The detection of CMBs on SWI has been reported to be more sensitive at 3T MRI than at 1.5T MRI (Nandigam et al., 2009). In this study, the prevalence and number of CMB was higher than earlier reports using 3T SWI in memory clinic setting (Goos et al., 2011; Shams et al., 2015; Uetani et al., 2013). The differences in age and disease prevalence between earlier studies and ours may have also influenced these results. Indeed, incidence of CMBs increases with age (Vernooij et al., 2008). In addition, the prevalence and number of CMB are relatively high in patients with AD, MCI, and VaD (Cordonnier et al., 2006; Shams et al., 2015).

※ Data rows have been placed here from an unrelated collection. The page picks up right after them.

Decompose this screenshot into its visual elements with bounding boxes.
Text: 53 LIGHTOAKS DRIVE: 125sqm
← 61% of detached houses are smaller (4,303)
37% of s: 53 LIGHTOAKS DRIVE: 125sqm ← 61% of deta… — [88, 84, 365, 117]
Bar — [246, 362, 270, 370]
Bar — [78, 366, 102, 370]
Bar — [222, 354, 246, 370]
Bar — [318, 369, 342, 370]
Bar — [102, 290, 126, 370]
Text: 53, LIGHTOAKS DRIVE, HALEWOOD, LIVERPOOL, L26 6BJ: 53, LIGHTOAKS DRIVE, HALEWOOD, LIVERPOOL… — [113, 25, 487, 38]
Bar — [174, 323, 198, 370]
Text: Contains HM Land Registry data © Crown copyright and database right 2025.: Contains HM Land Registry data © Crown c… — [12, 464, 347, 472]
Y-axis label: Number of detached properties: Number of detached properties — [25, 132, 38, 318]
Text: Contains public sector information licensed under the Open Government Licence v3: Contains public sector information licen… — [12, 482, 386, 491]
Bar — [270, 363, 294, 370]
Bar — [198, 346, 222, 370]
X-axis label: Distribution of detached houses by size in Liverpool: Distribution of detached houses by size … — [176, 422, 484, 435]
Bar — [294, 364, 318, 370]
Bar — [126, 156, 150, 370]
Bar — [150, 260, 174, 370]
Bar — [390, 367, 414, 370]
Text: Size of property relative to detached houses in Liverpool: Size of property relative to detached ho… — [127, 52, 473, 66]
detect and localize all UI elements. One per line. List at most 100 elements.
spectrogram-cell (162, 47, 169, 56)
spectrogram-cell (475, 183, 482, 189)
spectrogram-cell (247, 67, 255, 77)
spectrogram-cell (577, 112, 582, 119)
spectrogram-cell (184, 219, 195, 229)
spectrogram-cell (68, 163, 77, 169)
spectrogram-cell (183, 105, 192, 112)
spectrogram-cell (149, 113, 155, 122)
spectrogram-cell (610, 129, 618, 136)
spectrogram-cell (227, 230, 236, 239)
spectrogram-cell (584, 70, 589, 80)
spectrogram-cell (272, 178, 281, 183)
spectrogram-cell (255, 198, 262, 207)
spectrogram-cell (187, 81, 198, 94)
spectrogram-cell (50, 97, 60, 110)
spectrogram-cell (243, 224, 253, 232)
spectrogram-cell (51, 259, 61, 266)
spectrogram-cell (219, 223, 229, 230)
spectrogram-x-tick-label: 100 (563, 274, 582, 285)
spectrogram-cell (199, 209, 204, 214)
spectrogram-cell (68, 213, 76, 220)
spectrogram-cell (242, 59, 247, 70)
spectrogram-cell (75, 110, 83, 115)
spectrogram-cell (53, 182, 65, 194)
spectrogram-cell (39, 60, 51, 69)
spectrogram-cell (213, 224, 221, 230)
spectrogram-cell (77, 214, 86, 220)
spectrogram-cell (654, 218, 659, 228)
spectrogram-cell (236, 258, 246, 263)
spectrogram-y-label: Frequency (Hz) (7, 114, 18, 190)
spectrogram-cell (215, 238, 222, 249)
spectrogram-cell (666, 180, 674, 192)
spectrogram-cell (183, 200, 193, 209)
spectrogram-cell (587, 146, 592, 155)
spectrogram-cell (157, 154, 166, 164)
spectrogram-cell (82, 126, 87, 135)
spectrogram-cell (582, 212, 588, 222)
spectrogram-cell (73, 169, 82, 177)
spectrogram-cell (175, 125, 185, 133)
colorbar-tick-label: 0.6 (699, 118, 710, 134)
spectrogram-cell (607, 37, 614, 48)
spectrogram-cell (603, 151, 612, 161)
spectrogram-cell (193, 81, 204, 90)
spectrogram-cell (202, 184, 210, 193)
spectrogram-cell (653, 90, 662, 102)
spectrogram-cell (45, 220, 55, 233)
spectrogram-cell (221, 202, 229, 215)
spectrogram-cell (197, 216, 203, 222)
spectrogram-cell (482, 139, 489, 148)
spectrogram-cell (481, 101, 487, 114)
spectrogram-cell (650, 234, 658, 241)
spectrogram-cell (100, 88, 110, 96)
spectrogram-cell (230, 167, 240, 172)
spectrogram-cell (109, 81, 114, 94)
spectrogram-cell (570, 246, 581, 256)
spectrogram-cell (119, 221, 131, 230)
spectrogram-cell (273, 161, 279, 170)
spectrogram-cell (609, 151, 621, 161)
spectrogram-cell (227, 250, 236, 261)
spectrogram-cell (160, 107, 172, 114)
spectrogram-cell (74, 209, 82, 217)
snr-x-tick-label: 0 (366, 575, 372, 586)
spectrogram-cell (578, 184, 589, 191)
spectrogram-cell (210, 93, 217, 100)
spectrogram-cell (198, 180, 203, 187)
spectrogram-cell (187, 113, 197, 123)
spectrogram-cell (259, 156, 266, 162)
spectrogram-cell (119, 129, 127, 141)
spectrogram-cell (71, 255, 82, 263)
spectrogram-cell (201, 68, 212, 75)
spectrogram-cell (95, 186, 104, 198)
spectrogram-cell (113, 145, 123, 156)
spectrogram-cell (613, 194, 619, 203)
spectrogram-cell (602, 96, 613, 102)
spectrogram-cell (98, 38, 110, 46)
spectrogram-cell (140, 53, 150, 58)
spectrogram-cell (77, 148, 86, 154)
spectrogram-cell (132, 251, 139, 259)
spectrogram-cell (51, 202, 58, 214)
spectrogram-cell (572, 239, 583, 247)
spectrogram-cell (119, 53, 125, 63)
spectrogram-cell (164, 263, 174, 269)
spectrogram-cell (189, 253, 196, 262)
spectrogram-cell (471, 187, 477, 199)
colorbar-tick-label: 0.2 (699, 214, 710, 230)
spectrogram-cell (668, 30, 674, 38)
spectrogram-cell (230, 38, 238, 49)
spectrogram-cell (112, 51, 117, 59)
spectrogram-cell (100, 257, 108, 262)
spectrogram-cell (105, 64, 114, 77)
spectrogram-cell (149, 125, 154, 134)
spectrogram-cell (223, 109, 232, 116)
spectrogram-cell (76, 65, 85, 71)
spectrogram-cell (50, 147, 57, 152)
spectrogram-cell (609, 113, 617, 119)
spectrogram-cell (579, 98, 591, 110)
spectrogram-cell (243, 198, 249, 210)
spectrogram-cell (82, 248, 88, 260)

Our study has some limitations. First, the sample size was relatively small and statistical power was therefore limited. Second, we did not investigate Apo E genotype, which influences the spatial distribution of CMBs (Loehrer et al., 2014). Finally, we did not examine useful biomarkers for vascular amyloid deposition, including amyloid imaging and Aβ 40 and Aβ 42 values in cerebrospinal fluid (Dierksen et al., 2010; Renald et al., 2012). However, we think that these data are an essential first step to understanding the clinical implications of differences between SL‐CMBs and M‐CMBs. A further large‐scale study including the above investigations is warranted.

CONCLUSIONS

In conclusion, patients with SL‐CMBs tend to have a family history of dementia and a preferential distribution of lobar CMBs in the occipital and parietal lobes, which is suggestive of CAA. Patients with M‐CMBs tend rather to have hypertension and an accumulation of lobar CMBs in the occipital lobe.

CONFLICT OF INTEREST

Authors declare no conflict of interest.